Pipe measurement for Kaombo Ultra-Deep Offshore Project completed

Optical Metrology Services (OMS) has completed a series of more than 10,000 pipe end measurements for the Kaombo Ultra-Deep Offshore Project – the largest subsea oil and gas project in the world. The work involved end dimensioning, numbering and colour banding of deepsea, fatigue-critical flowline pipe, Steel Catenary Risers and long seam welded line pipe.

The Kaombo Ultra-Deep Offshore Project involves the development of six of the 12 fields discovered, around 260km off the coast of Angola. The water depth at this location ranges from 1400 to 1900m. The project involves the drilling of 59 subsea wells, which will be connected via 300km of subsea pipelines to two floating production, storage and offloading vessels. Associated gas from the fields will be transferred to the Angola Liquefied Natural Gas plant in Soyo. Production is expected to start in 2017, with production capacity expected to be 230,000 barrels a day.

Marcus Smiles, client solutions executive at OMS said: “By measuring every pipe end and then colour banding these to a calibration block group code, ‘golden joints’ can be allocated to the more critical sections of the deepsea pipeline. Identifying and marking pipe ends in this way will improve operational logistics for the customer, ensuring the least possible disruption and handling to their pipe fit-up and welding processes, which in turn will minimise project cost and delays.”

The work was carried out in three separate mobilisations: At the Bredero Shaw pipe yard in Batam Island, Indonesia, more than 9000 pipe ends were measured, 750 were measured at the Socotherm pipe facility in Sicily, and 800 subsea arc welded line pipes were measured in Brazil.

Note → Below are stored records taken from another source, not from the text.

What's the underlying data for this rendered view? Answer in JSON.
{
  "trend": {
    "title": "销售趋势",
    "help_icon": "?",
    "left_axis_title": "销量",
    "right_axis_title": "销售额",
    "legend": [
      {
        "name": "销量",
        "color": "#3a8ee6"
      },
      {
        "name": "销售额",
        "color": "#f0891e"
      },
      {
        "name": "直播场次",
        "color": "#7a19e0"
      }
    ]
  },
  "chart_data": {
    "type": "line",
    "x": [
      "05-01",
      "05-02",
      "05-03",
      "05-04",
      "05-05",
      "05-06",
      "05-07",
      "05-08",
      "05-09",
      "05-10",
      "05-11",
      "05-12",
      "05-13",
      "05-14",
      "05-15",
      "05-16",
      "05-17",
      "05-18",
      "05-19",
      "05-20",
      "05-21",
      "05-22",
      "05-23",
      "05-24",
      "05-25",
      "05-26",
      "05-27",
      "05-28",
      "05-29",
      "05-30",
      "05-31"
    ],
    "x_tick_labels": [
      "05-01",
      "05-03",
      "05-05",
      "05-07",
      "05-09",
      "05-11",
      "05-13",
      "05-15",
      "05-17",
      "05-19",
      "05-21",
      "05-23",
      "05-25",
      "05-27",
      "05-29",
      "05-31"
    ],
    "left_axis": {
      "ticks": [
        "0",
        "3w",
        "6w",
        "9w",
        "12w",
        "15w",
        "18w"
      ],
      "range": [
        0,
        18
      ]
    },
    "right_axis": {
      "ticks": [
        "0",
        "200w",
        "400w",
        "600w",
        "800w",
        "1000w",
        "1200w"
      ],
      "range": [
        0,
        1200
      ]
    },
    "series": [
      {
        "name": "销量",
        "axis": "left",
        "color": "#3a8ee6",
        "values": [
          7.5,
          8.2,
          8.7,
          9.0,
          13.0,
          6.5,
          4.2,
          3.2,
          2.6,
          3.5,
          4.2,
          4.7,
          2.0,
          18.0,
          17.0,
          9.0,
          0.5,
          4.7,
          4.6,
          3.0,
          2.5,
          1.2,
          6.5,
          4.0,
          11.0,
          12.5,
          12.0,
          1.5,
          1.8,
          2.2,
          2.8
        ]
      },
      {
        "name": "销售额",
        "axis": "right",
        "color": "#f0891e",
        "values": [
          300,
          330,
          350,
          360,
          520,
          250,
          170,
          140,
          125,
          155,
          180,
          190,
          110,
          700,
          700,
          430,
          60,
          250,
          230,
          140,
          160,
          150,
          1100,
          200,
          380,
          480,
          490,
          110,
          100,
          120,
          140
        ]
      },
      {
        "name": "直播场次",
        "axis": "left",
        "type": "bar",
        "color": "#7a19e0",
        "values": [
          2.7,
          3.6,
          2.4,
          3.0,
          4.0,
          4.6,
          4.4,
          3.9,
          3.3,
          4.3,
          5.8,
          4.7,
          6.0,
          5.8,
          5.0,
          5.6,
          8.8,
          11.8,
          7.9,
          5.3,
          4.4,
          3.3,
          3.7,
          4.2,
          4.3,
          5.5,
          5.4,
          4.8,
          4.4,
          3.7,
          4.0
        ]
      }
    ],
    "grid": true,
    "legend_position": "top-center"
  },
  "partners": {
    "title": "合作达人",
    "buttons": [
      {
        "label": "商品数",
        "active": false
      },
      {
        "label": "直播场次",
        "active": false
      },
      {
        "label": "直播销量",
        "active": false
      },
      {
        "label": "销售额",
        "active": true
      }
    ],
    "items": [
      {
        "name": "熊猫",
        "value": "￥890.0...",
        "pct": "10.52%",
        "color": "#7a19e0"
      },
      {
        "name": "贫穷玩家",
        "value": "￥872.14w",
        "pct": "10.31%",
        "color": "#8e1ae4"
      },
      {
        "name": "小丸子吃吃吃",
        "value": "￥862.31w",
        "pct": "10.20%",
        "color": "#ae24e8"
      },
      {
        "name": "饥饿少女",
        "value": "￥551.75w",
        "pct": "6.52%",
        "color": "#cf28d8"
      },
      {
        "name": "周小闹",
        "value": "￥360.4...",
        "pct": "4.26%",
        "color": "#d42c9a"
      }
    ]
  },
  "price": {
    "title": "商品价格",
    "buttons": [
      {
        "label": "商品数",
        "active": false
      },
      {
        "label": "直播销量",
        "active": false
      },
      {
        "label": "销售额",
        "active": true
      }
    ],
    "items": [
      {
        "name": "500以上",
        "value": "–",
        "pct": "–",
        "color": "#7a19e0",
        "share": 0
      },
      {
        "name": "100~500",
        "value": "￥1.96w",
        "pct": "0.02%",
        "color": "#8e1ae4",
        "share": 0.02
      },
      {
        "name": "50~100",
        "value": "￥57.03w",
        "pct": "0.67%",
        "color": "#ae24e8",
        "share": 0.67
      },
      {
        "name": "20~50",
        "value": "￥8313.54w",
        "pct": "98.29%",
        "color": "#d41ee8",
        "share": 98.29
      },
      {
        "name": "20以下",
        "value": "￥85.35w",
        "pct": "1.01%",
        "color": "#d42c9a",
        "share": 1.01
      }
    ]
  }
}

For end dimensioning, OMS utilised its AutoTool laser measurement tool, which is capable of recording more than 2000 internal and external measurements around each pipe end in less than 20 seconds. This tool is said to be accurate to 0.05mm and enables OMS staff to measure hundreds of pipe ends in a single shift. This means less time on site, minimising project delays and costs.